This vibrant story of unfailing love concerns itself with one man’s struggle for workplace dignity.
C. I. Downs’s powerful novel The Policy is the story of a young father’s desperate love for his child and of his battle to achieve justice for his fellow workers, who are caught in a system where the odds are stacked against them.
Canadian steelworker Rory Gunn is simply trying to provide for himself and his five-year-old mentally disabled daughter, Anna. Though his job pays reasonably well, the working conditions can be brutal; twelve-hour shifts, decrepit facilities, shoddy compliance with safety policies, old equipment, summer heat that turns the workplace into an oven, and the constant fear of retaliation for complaints are all facts of life at the plant. As his coworkers struggle to unionize, he finds himself thrust into a leadership role.
Rory is well liked and respected by his fellow workers, but he is also emotionally and physically exhausted from overwork and the stress of caregiving. A sensitive, philosophical man, he is at first reluctant to assume his leadership position. When he does, he learns hard truths that rip him from his fragile moorings and put him, and those he loves, in danger.

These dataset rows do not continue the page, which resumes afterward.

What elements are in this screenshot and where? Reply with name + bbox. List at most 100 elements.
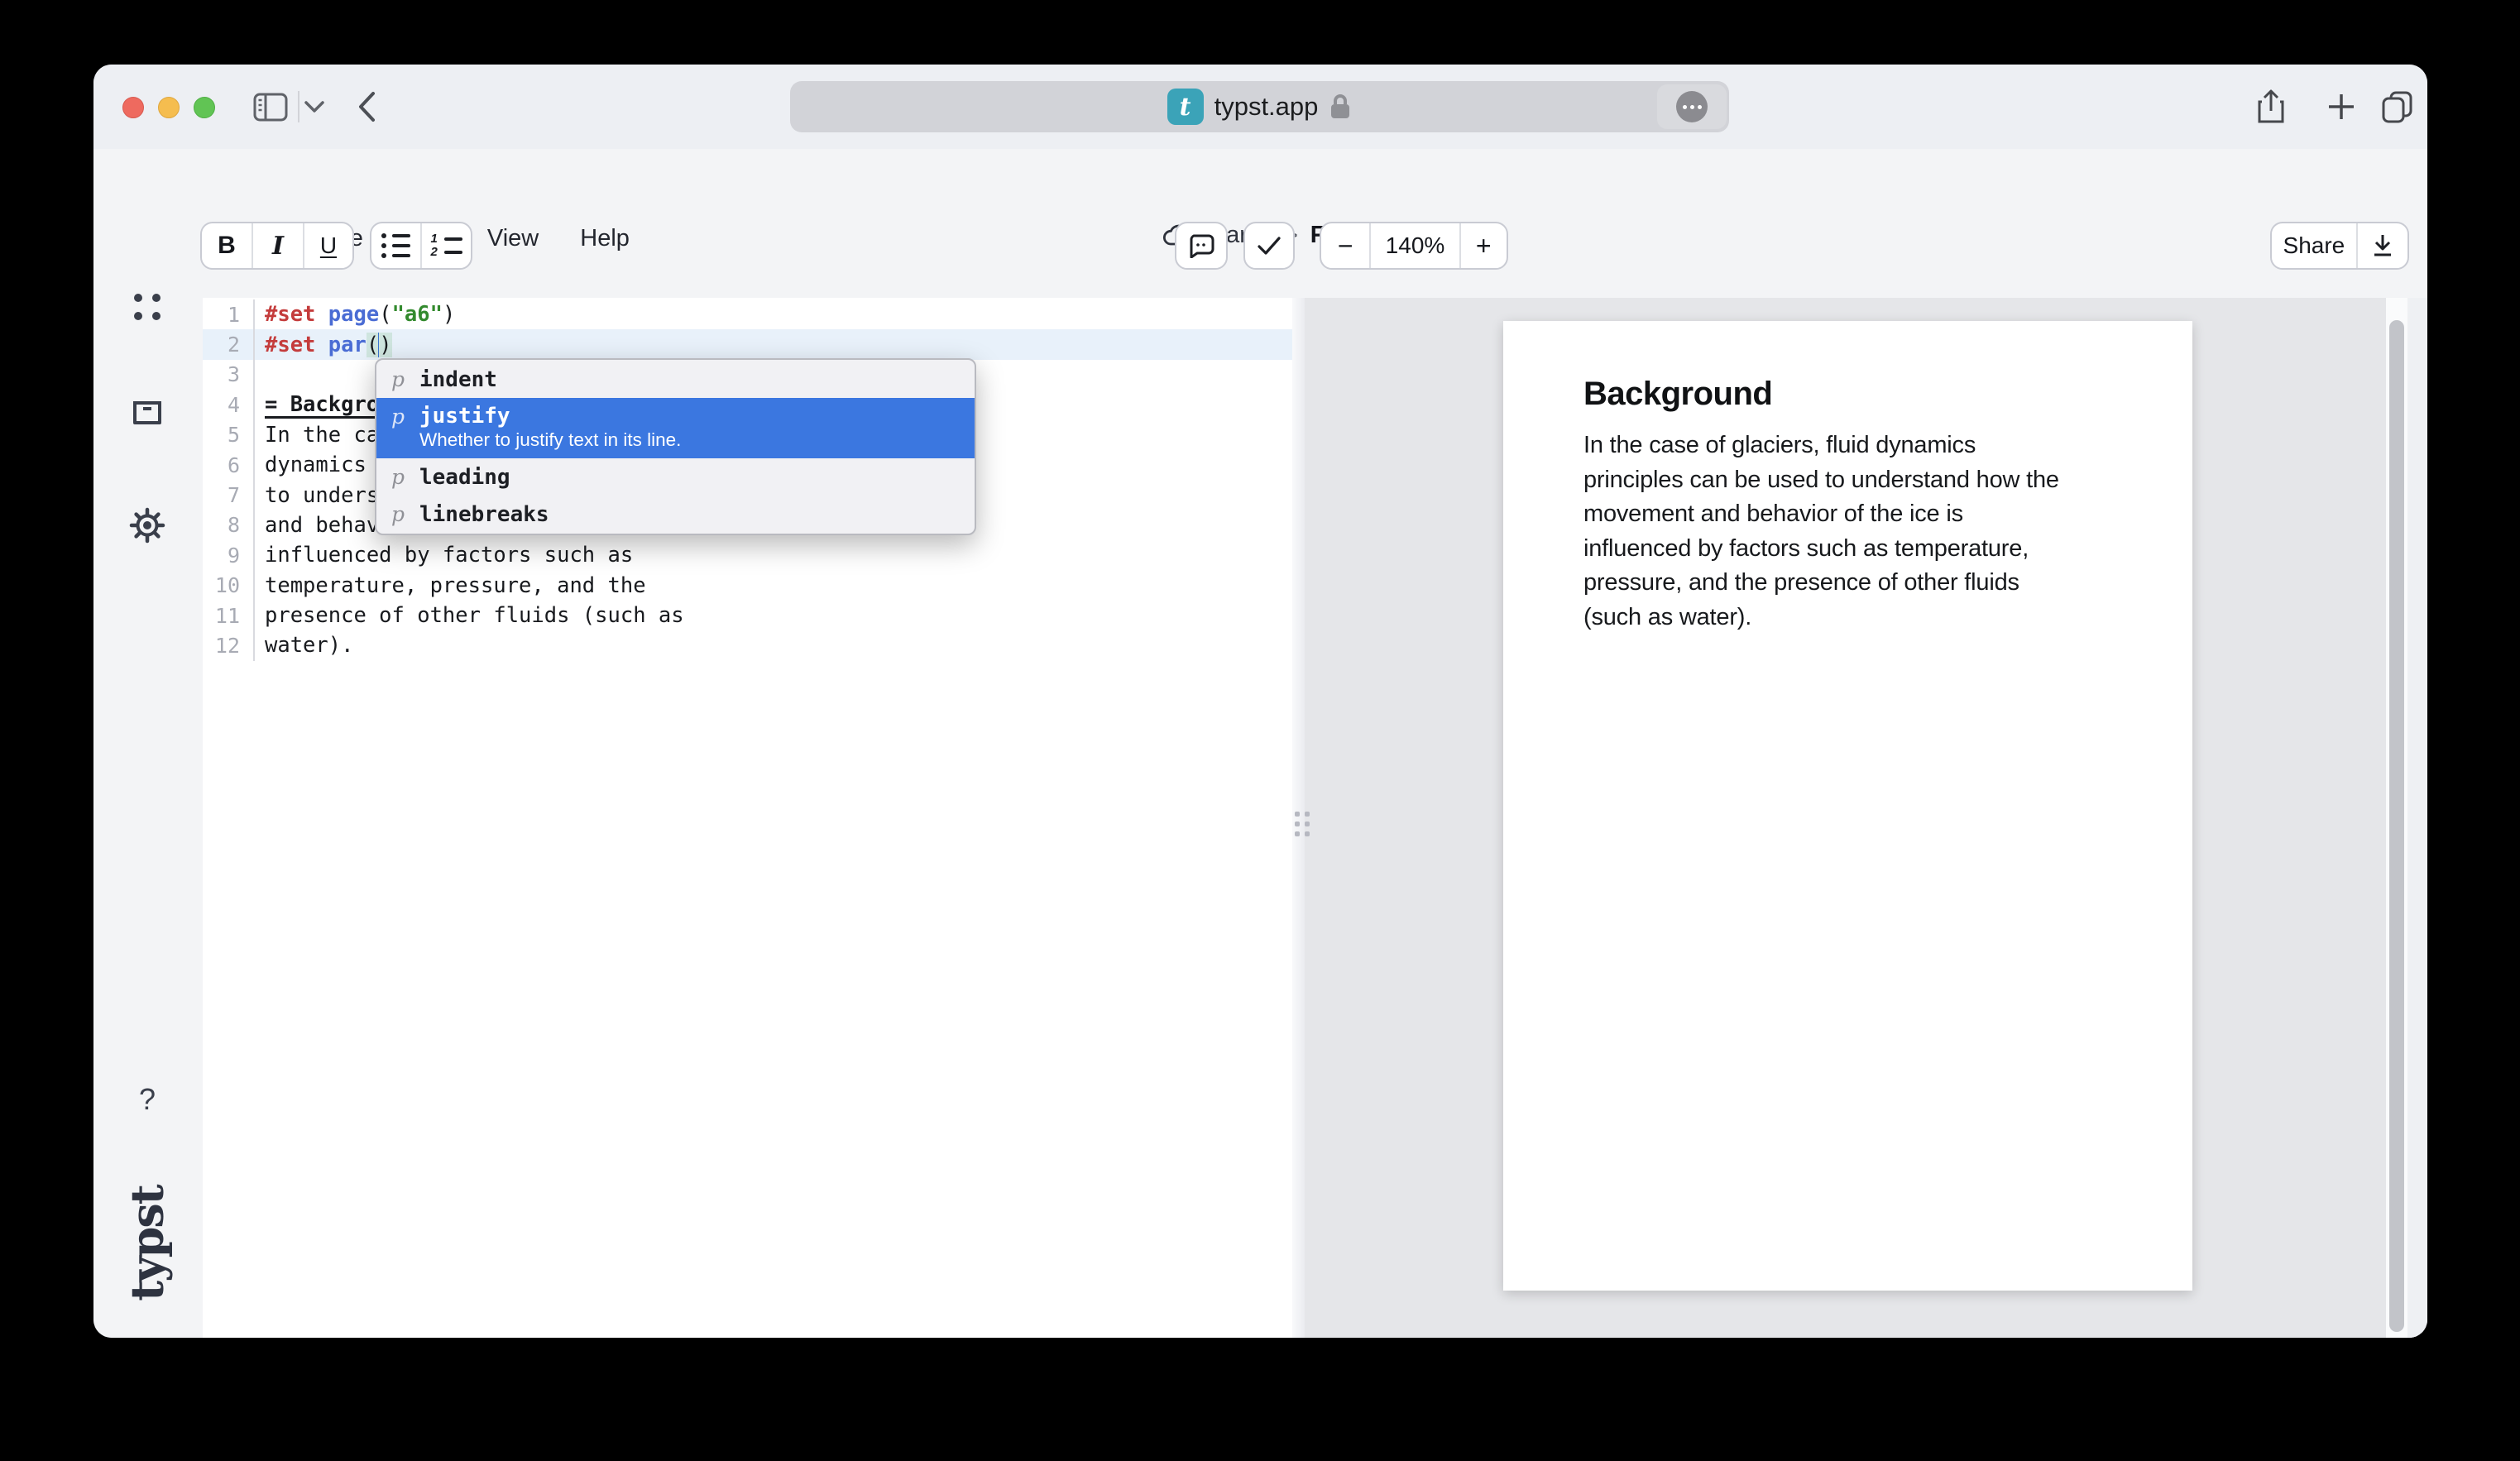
line-number: 6 (203, 453, 253, 477)
minimize-window-button[interactable] (158, 97, 180, 118)
comment-icon (1188, 233, 1214, 258)
scrollbar-thumb[interactable] (2389, 320, 2404, 1332)
line-number: 8 (203, 513, 253, 537)
document-heading: Background (1583, 376, 1772, 413)
approve-button[interactable] (1243, 222, 1295, 270)
document-paragraph: In the case of glaciers, fluid dynamicsp… (1583, 429, 2130, 635)
line-number: 10 (203, 573, 253, 597)
paragraph-line: principles can be used to understand how… (1583, 463, 2130, 498)
code-line[interactable]: 11presence of other fluids (such as (203, 601, 1292, 630)
download-icon (2372, 233, 2393, 258)
menu-view[interactable]: View (487, 225, 539, 252)
parameter-kind-icon: p (391, 367, 405, 391)
code-line[interactable]: 10temperature, pressure, and the (203, 571, 1292, 601)
code-line[interactable]: 1#set page("a6") (203, 299, 1292, 329)
paragraph-line: movement and behavior of the ice is (1583, 497, 2130, 532)
bullet-list-button[interactable] (371, 223, 422, 268)
paragraph-line: In the case of glaciers, fluid dynamics (1583, 429, 2130, 463)
typst-app: Typst File Edit View Help Martin > Fluid… (93, 149, 2427, 1338)
code-text[interactable]: #set page("a6") (253, 299, 1292, 329)
browser-window: t typst.app (93, 65, 2427, 1338)
menu-help[interactable]: Help (580, 225, 630, 252)
autocomplete-label: indent (419, 367, 975, 392)
bold-button[interactable]: B (202, 223, 253, 268)
italic-glyph: I (272, 232, 284, 261)
browser-toolbar: t typst.app (93, 65, 2427, 149)
site-favicon: t (1167, 89, 1204, 125)
toolbar-divider (298, 91, 299, 122)
bold-glyph: B (218, 232, 236, 260)
autocomplete-label: leading (419, 465, 975, 490)
comment-button[interactable] (1175, 222, 1228, 270)
zoom-out-button[interactable]: − (1321, 223, 1371, 268)
autocomplete-item-justify[interactable]: p justifyWhether to justify text in its l… (376, 398, 975, 458)
address-bar[interactable]: t typst.app (790, 81, 1729, 132)
share-group: Share (2270, 222, 2409, 270)
splitter-drag-handle[interactable] (1295, 812, 1310, 836)
zoom-level[interactable]: 140% (1371, 223, 1460, 268)
back-icon[interactable] (352, 65, 381, 149)
paragraph-line: (such as water). (1583, 601, 2130, 635)
autocomplete-item-leading[interactable]: p leading (376, 458, 975, 496)
underline-button[interactable]: U (304, 223, 352, 268)
parameter-kind-icon: p (391, 465, 405, 489)
numbered-list-button[interactable]: 1 2 (422, 223, 471, 268)
underline-glyph: U (320, 232, 337, 259)
zoom-in-button[interactable]: + (1461, 223, 1507, 268)
code-text[interactable]: #set par() (253, 329, 1292, 359)
ellipsis-icon[interactable] (1676, 91, 1708, 122)
zoom-window-button[interactable] (194, 97, 215, 118)
autocomplete-label: justify (419, 404, 975, 429)
close-window-button[interactable] (122, 97, 144, 118)
text-style-group: B I U (200, 222, 354, 270)
line-number: 2 (203, 333, 253, 357)
bullet-list-icon (381, 233, 410, 258)
share-button[interactable]: Share (2272, 223, 2358, 268)
help-button[interactable]: ? (123, 1082, 171, 1117)
autocomplete-label: linebreaks (419, 502, 975, 527)
chevron-down-icon[interactable] (302, 65, 327, 149)
line-number: 4 (203, 393, 253, 417)
list-group: 1 2 (370, 222, 472, 270)
sidebar-toggle-icon[interactable] (252, 65, 289, 149)
window-right-margin (2407, 298, 2427, 1338)
line-number: 12 (203, 634, 253, 658)
lock-icon (1329, 93, 1352, 121)
checkmark-icon (1257, 236, 1282, 256)
line-number: 3 (203, 362, 253, 386)
parameter-kind-icon: p (391, 502, 405, 526)
preview-scrollbar[interactable] (2386, 298, 2407, 1338)
preview-page: Background In the case of glaciers, flui… (1503, 321, 2192, 1291)
paragraph-line: pressure, and the presence of other flui… (1583, 566, 2130, 601)
code-line[interactable]: 2#set par() (203, 329, 1292, 359)
files-tray-icon[interactable] (123, 389, 171, 437)
line-number: 7 (203, 483, 253, 507)
line-number: 5 (203, 423, 253, 447)
numbered-list-icon: 1 2 (431, 235, 462, 256)
code-text[interactable]: presence of other fluids (such as (253, 601, 1292, 630)
parameter-kind-icon: p (391, 405, 405, 429)
settings-gear-icon[interactable] (123, 501, 171, 549)
dashboard-icon[interactable] (123, 283, 171, 331)
typst-logo: typst (93, 1181, 209, 1305)
autocomplete-item-indent[interactable]: pindent (376, 361, 975, 398)
code-line[interactable]: 12water). (203, 630, 1292, 660)
zoom-control-group: − 140% + (1320, 222, 1508, 270)
italic-button[interactable]: I (253, 223, 304, 268)
download-button[interactable] (2358, 223, 2407, 268)
autocomplete-description: Whether to justify text in its line. (419, 429, 975, 451)
code-text[interactable]: influenced by factors such as (253, 540, 1292, 570)
code-text[interactable]: water). (253, 630, 1292, 660)
code-line[interactable]: 9influenced by factors such as (203, 540, 1292, 570)
code-text[interactable]: temperature, pressure, and the (253, 571, 1292, 601)
page-settings-tile[interactable] (1657, 84, 1727, 129)
share-page-icon[interactable] (2253, 65, 2289, 149)
paragraph-line: influenced by factors such as temperatur… (1583, 532, 2130, 567)
new-tab-icon[interactable] (2323, 65, 2360, 149)
url-text: typst.app (1214, 92, 1319, 122)
preview-pane: Background In the case of glaciers, flui… (1305, 298, 2427, 1338)
tab-overview-icon[interactable] (2379, 65, 2417, 149)
line-number: 11 (203, 604, 253, 628)
line-number: 1 (203, 303, 253, 327)
autocomplete-item-linebreaks[interactable]: p linebreaks (376, 496, 975, 533)
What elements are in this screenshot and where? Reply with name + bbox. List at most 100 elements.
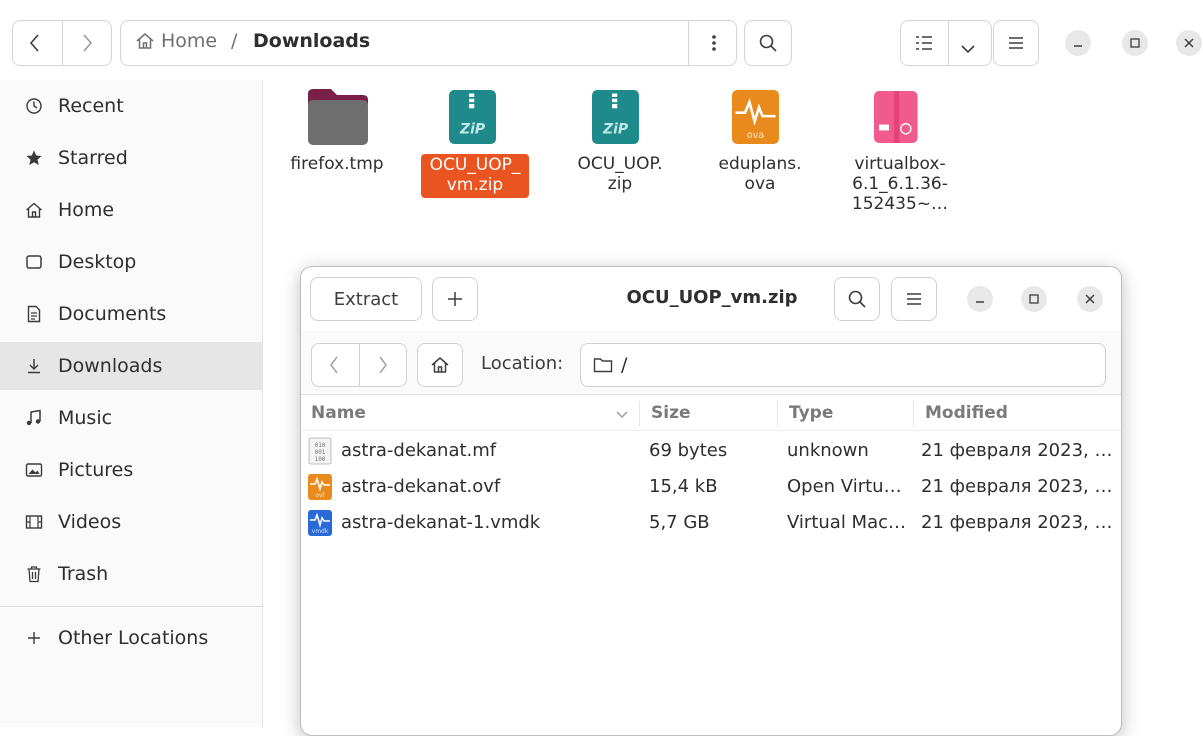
file-item-virtualbox-deb[interactable]: virtualbox- 6.1_6.1.36- 152435~…: [840, 86, 960, 236]
file-item-firefox-tmp[interactable]: firefox.tmp: [277, 86, 397, 186]
ovf-file-icon: ovf: [308, 474, 332, 500]
plus-icon: [24, 628, 44, 648]
column-header-modified[interactable]: Modified: [925, 403, 1008, 423]
main-menu-button[interactable]: [993, 20, 1039, 66]
column-header-type[interactable]: Type: [789, 403, 833, 423]
sidebar-item-label: Downloads: [58, 355, 163, 377]
music-icon: [24, 408, 44, 428]
archive-maximize-button[interactable]: [1021, 286, 1047, 312]
sidebar-item-label: Pictures: [58, 459, 134, 481]
sidebar-separator: [0, 606, 263, 607]
sidebar-item-desktop[interactable]: Desktop: [0, 238, 263, 286]
header-bar: Home / Downloads: [0, 0, 1203, 80]
sidebar-item-other-locations[interactable]: Other Locations: [0, 614, 263, 662]
sidebar-item-recent[interactable]: Recent: [0, 82, 263, 130]
list-view-icon: [915, 35, 933, 56]
archive-home-button[interactable]: [417, 343, 463, 387]
home-icon: [431, 357, 449, 373]
binary-file-icon: 010 001 100: [308, 437, 332, 465]
maximize-button[interactable]: [1122, 30, 1148, 56]
svg-text:ova: ova: [747, 130, 764, 141]
sidebar-item-trash[interactable]: Trash: [0, 550, 263, 598]
folder-outline-icon: [593, 358, 613, 373]
column-header-size[interactable]: Size: [651, 403, 691, 423]
download-icon: [24, 356, 44, 376]
close-button[interactable]: [1176, 30, 1202, 56]
file-item-label: virtualbox- 6.1_6.1.36- 152435~…: [851, 154, 949, 214]
breadcrumb-separator: /: [231, 30, 238, 52]
row-modified: 21 февраля 2023, …: [921, 440, 1113, 461]
maximize-icon: [1130, 38, 1140, 48]
sidebar-item-documents[interactable]: Documents: [0, 290, 263, 338]
minimize-icon: [1074, 45, 1082, 47]
file-item-eduplans-ova[interactable]: ova eduplans. ova: [700, 86, 820, 206]
folder-icon: [308, 89, 368, 145]
trash-icon: [24, 564, 44, 584]
sidebar-item-label: Recent: [58, 95, 124, 117]
file-item-label: OCU_UOP. zip: [577, 154, 663, 194]
sidebar-item-label: Documents: [58, 303, 167, 325]
breadcrumb-current[interactable]: Downloads: [253, 30, 370, 52]
sidebar-item-label: Home: [58, 199, 115, 221]
archive-manager-window: Extract OCU_UOP_vm.zip Location: / Name …: [300, 266, 1122, 736]
document-icon: [24, 304, 44, 324]
picture-icon: [24, 460, 44, 480]
sidebar-item-starred[interactable]: Starred: [0, 134, 263, 182]
file-item-ocu-uop-vm-zip[interactable]: ZiP OCU_UOP_ vm.zip: [417, 86, 537, 206]
row-modified: 21 февраля 2023, …: [921, 476, 1113, 497]
archive-close-button[interactable]: [1077, 286, 1103, 312]
vmdk-file-icon: vmdk: [308, 510, 332, 536]
add-files-button[interactable]: [432, 277, 478, 321]
column-header-name[interactable]: Name: [311, 403, 366, 423]
sidebar-item-home[interactable]: Home: [0, 186, 263, 234]
sidebar-item-pictures[interactable]: Pictures: [0, 446, 263, 494]
column-divider: [913, 401, 914, 427]
row-size: 69 bytes: [649, 440, 728, 461]
view-toggle-button[interactable]: [900, 20, 992, 66]
table-row[interactable]: 010 001 100 astra-dekanat.mf 69 bytes un…: [301, 433, 1121, 469]
star-icon: [24, 148, 44, 168]
sidebar-item-videos[interactable]: Videos: [0, 498, 263, 546]
sidebar-item-downloads[interactable]: Downloads: [0, 342, 263, 390]
breadcrumb-home[interactable]: Home: [135, 30, 217, 52]
sidebar-item-music[interactable]: Music: [0, 394, 263, 442]
file-item-ocu-uop-zip[interactable]: ZiP OCU_UOP. zip: [560, 86, 680, 206]
sidebar-item-label: Music: [58, 407, 113, 429]
sidebar-item-label: Desktop: [58, 251, 137, 273]
svg-text:010: 010: [315, 442, 326, 449]
clock-icon: [24, 96, 44, 116]
ova-file-icon: ova: [732, 90, 780, 144]
column-divider: [777, 401, 778, 427]
row-name: astra-dekanat-1.vmdk: [341, 512, 541, 533]
svg-text:ovf: ovf: [315, 492, 325, 499]
chevron-down-icon[interactable]: [960, 38, 976, 59]
row-size: 5,7 GB: [649, 512, 710, 533]
back-icon: [28, 33, 42, 58]
archive-minimize-button[interactable]: [967, 286, 993, 312]
svg-text:001: 001: [315, 449, 326, 456]
sidebar-item-label: Videos: [58, 511, 122, 533]
search-button[interactable]: [744, 20, 792, 66]
table-row[interactable]: vmdk astra-dekanat-1.vmdk 5,7 GB Virtual…: [301, 505, 1121, 541]
table-row[interactable]: ovf astra-dekanat.ovf 15,4 kB Open Virtu…: [301, 469, 1121, 505]
zip-file-icon: ZiP: [592, 90, 640, 144]
path-menu-button[interactable]: [688, 21, 738, 65]
path-bar[interactable]: Home / Downloads: [120, 20, 737, 66]
minimize-button[interactable]: [1065, 30, 1091, 56]
deb-package-icon: [874, 91, 918, 143]
sidebar-item-label: Other Locations: [58, 627, 209, 649]
archive-search-button[interactable]: [834, 277, 880, 321]
svg-text:ZiP: ZiP: [602, 122, 629, 138]
row-type: Virtual Mac…: [787, 512, 906, 533]
home-icon: [136, 33, 154, 49]
svg-text:ZiP: ZiP: [459, 122, 486, 138]
minimize-icon: [976, 301, 984, 303]
archive-menu-button[interactable]: [891, 277, 937, 321]
extract-button[interactable]: Extract: [310, 277, 422, 321]
close-icon: [1184, 38, 1194, 48]
view-divider: [948, 20, 949, 66]
file-item-label: firefox.tmp: [290, 154, 384, 174]
sidebar-item-label: Trash: [58, 563, 109, 585]
location-field[interactable]: /: [580, 343, 1106, 387]
file-item-label: eduplans. ova: [718, 154, 802, 194]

Insightful, intense, and timely, The Policy dives deeply into issues that affect workers and their families. Downs’s narrative skillfully handles the overall lack of respect accorded to workers by management, including the lack of adequate childcare and the stress that imposes on working parents; workplace dangers; and the effects of long-term stress and sleep deprivation on a person’s well-being.
The gritty nature of the tale necessitates strong language to convey the stink, sweat, and frustration of the workers’ lives but requires a gentler touch in scenes filled with tender love. Downs’s language succeeds on both fronts, and his prose is unfailingly beautiful. In one scene, Rory is shown sitting at a bar, “drifting between contemplation and complete vacancy,” taking comfort in his “two ounces of smoky single malt on ice,” feeling a little dizzy from the drink after “working a long day that lapped into the night.”
The pacing is brisk when appropriate, and the character development is full and rich, with perfect amounts of time devoted to bringing out each character’s salient traits. Also vivid are the descriptions of the steel plant, the jobs the workers do, and the machinery they use. Emotional states are brought to life, and the characters’ inner worlds are vividly and sympathetically rendered.
The Policy is a vibrant story of unfailing love. In a world in which the present may be unbearable and the future uncertain, Downs has pointed to the heart as a sure compass.